What Is a Horse Race?

A horse race is a contest between horses that takes place on a fixed-length course. The winners are determined by whichever horse crosses the finish line first. A number of different horse races are run throughout the world. The most common types of horse racing are flat-course and turf-track races, steeplechases, and harness racing.

A lot of people love betting on horse races, but the sport is also filled with crooks and bad behavior. The shady characters in the racing industry often drug horses and mistreat them, and there are some serious issues with the safety of the animals themselves.

The earliest races were match races between two or more horses, and bettors placed simple wagers. An owner who withdrew would forfeit part or all of the purse. These agreements were recorded by disinterested third parties, called keeper of the match books. One such keeper, at Newmarket in England, published An Historical List of All Horse-Matches Run (1729).

Later, organized horse racing developed in the colonies. In America, colonists followed the British system by laying out tracks, offering a prize, and establishing betting pools. This was the genesis of pari-mutuel betting, in which bettors share the winnings of the top three finishers (win, place, and show).

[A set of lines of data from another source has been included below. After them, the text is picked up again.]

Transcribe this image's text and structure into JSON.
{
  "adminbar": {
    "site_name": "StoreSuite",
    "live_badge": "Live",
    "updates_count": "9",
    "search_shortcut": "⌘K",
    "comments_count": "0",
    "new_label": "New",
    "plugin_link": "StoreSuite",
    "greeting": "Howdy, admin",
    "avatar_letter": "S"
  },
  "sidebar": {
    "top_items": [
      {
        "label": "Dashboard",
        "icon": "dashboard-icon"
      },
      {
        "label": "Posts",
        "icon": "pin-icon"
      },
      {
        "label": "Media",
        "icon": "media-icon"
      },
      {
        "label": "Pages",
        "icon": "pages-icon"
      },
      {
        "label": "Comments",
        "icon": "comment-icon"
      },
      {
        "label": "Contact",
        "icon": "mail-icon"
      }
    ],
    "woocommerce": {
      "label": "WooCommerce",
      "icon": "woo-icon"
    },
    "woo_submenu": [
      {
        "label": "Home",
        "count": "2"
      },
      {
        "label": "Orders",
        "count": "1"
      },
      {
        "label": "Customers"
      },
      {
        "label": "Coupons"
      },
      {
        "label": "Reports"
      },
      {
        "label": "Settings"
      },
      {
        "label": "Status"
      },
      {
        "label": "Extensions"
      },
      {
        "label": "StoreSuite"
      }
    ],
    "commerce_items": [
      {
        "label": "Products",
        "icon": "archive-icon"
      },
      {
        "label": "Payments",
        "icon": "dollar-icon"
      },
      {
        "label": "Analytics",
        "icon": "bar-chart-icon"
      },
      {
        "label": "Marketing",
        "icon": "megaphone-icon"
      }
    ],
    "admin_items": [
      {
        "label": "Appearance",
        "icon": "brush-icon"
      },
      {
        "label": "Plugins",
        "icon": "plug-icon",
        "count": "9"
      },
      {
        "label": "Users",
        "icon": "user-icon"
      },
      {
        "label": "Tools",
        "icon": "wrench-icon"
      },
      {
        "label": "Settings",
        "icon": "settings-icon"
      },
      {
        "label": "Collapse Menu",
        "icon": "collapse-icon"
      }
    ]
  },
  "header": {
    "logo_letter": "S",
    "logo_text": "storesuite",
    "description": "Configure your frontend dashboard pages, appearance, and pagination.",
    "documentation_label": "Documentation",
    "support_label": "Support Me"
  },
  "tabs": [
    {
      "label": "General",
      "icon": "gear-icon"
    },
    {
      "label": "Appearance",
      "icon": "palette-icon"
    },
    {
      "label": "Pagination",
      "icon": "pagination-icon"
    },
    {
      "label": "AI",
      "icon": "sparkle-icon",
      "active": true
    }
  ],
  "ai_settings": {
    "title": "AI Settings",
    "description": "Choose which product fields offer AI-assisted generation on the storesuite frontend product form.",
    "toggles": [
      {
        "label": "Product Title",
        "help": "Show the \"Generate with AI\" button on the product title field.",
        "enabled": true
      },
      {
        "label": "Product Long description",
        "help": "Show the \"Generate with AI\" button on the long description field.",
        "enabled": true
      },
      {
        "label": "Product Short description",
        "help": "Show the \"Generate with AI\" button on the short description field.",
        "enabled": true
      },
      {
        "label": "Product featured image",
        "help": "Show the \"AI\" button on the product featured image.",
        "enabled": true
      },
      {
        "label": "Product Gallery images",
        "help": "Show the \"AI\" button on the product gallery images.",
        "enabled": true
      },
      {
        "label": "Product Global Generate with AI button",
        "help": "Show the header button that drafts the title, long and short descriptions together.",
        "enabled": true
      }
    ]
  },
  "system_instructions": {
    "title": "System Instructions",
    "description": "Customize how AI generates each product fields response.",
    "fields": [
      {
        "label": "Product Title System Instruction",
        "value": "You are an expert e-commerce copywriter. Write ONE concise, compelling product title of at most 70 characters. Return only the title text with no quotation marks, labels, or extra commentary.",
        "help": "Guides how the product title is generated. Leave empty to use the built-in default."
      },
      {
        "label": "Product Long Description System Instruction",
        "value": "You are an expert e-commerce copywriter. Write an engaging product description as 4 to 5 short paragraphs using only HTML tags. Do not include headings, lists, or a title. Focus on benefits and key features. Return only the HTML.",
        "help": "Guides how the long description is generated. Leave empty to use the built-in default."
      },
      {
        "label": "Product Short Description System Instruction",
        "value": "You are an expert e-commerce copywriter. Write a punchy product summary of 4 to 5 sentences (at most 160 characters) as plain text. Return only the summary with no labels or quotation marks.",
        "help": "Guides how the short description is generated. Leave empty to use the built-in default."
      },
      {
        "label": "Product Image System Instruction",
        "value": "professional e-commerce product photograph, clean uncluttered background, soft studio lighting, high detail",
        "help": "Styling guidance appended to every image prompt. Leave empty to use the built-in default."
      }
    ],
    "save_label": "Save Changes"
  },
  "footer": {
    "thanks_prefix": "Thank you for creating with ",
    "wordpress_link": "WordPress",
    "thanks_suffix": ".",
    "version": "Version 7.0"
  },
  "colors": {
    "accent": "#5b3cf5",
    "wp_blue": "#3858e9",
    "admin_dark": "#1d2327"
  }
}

In a typical race, dozens of horses are constrained to sprint in close quarters. The humans perched atop their backs compel them to this breakneck speed by using whips. In nature, horses know that self-preservation is their best bet, but in the artificial herds of the racetrack, they must endure pain, injury, and sometimes death to maintain their position at the front of the pack.

A horse’s ability to run depends on its age and physical condition. It reaches peak fitness at about age five, but escalating breeding fees, stakes purses, and sale prices have led to more and more races being held with horses younger than that. A jockey’s skill, judgment, and ability to coax a few extra yards of speed out of his mount are the key factors in success at the track.

Some horses are more prone to injury than others. Some common injuries include bucked shins and splints, lameness in the hindquarters, and sores on the feet. Other, more serious injuries can occur in the case of a catastrophic breakdown or an accident. One example is the 2007 Triple Crown winner, Eighth Wonder, who suffered a broken leg while running in the Belmont Stakes.